I'm thinking Pale Rider.


the only Eastwood western I've ever watched is The Unforgiven. Not a snob, just don't like drama. (I guess I actually am a snob?)
The Unforgiven was "Unforgettable," and apparently Eastwood is a genuine thinker, in the order of Reagan, Wayne, or McQueen. But enough of my politics.

However, yesterday's 1873 cleaning after 50 rounds of ACP (all loaded in 5's, such a sweet little shooter, too bad I'm also a magnum snob) reminded me that the cylinder swap idea may not be as practical as it seems. It's one thing to do it on a bench while drinking a diet Dr Pepper, and would be quite another whilst being shot at...and I know why some "shootists" would have two "five shooters."
 
Yes,,, it was Pale Rider where Eastwood had a few pouches on his belt with pre-loaded cylinders & used them "effectively."
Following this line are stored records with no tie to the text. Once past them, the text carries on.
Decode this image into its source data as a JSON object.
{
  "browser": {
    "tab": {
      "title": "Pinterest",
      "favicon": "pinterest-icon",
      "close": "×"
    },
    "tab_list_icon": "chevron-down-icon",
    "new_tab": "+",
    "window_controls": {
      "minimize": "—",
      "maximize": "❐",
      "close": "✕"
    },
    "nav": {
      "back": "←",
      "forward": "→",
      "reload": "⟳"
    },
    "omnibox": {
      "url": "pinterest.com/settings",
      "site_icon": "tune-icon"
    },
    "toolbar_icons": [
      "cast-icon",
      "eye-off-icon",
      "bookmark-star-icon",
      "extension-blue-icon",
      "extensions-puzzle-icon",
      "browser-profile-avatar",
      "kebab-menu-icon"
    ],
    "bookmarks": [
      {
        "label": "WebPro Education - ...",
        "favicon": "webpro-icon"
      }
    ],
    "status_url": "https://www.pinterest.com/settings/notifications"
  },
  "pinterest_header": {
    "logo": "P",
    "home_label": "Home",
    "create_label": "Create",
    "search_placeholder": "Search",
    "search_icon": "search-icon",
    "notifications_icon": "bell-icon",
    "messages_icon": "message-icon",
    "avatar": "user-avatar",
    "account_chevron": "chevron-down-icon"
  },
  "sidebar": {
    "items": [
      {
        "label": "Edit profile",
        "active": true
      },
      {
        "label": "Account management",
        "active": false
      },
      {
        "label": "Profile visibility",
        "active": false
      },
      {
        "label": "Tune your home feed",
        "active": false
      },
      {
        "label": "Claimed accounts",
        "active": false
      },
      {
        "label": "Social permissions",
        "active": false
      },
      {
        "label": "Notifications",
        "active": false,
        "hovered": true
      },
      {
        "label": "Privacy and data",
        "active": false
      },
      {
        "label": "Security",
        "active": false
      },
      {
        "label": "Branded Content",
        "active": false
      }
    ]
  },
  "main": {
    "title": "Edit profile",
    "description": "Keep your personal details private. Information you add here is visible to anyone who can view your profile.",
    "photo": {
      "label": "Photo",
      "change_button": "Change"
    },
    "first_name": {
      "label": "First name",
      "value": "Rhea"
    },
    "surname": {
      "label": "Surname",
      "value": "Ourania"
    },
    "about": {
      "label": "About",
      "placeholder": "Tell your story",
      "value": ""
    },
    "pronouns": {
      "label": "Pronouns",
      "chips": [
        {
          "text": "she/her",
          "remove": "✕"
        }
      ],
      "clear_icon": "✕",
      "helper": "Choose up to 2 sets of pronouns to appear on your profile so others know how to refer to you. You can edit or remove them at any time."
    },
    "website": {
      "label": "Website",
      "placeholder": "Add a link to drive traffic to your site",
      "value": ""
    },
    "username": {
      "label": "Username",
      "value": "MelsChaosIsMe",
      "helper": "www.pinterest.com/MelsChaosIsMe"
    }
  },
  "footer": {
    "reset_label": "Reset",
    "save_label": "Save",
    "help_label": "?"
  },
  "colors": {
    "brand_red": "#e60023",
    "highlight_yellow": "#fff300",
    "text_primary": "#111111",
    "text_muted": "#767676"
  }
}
And in Outlaw Josie Wales,, he carried at least (3) guns to facilitate the necessity of reloading, and being unarmed.

Two movies where the use of firearms was portrayed better than most.
A "Jose Wales" reload, New Yawk ain't got nuttin on him!
 
In a cartridge revolver, I'm not sure how well a spare cylinder would work. Would the cartridges stay in? In a cap and ball gun, sure. I understand the Confederate cavalry did that to keep weight down on horseback. A couple cylinders was lighter than another whole gun.
 
WW2 hero Audie Murphy was known to use a Ruger Blackhawk with the sights removed in some of his movies. I read this years ago, but I don't remember the reason the sights were removed.

CHEVYINLINE6.
Removing the front sight, or filing it down, was supposed to make it faster to draw. No clue if it was ever really done, but it was in all of the old Louis Lamour and Zane Grey books.
 
In the Wisconsin House on the Rock museum display there are (or were) a couple of revolvers having multiple cylinders somehow attached. I seem to recall there were three or four cylinders on a single frame, and they appeared to be quite well done. I have no idea if they actually functioned or not, but were certainly interesting. 😲
 
What is this thing, anyway. Obviously it is not real. The thing that holds it together looks like a Kiwi fruit or something like that ???
It is very real:

One such oddity was Joseph Enouy's patent, which pertained to a device that would be fixed to the underside of a transitional-type percussion revolver. The device consisted of eight revolver cylinders attached by spokes to a rotating wheel, itself fixed to a central axis that ran from the grip of the revolver to the end of the barrel. After a cylinder was depleted, unscrewing the axis could allow the user to disengage the frame of the revolver and manually turn the wheel to rotate a new cylinder into the revolver's frame. Only one such revolver was ever made, and it was unwieldy and heavy. Enouy also developed more practical two-cylinder revolvers that operated on a similar principle.


1742233214554.png
 
The Great Train Robbery, or some such, credited as The First Western, the guy points the revolber at the camera and lets loose with 7, but it could be a moore's. Cat ballou shot that coffeecan seven times?
Eastwood switching cylinders was a cartridge-converted remington 1858 type.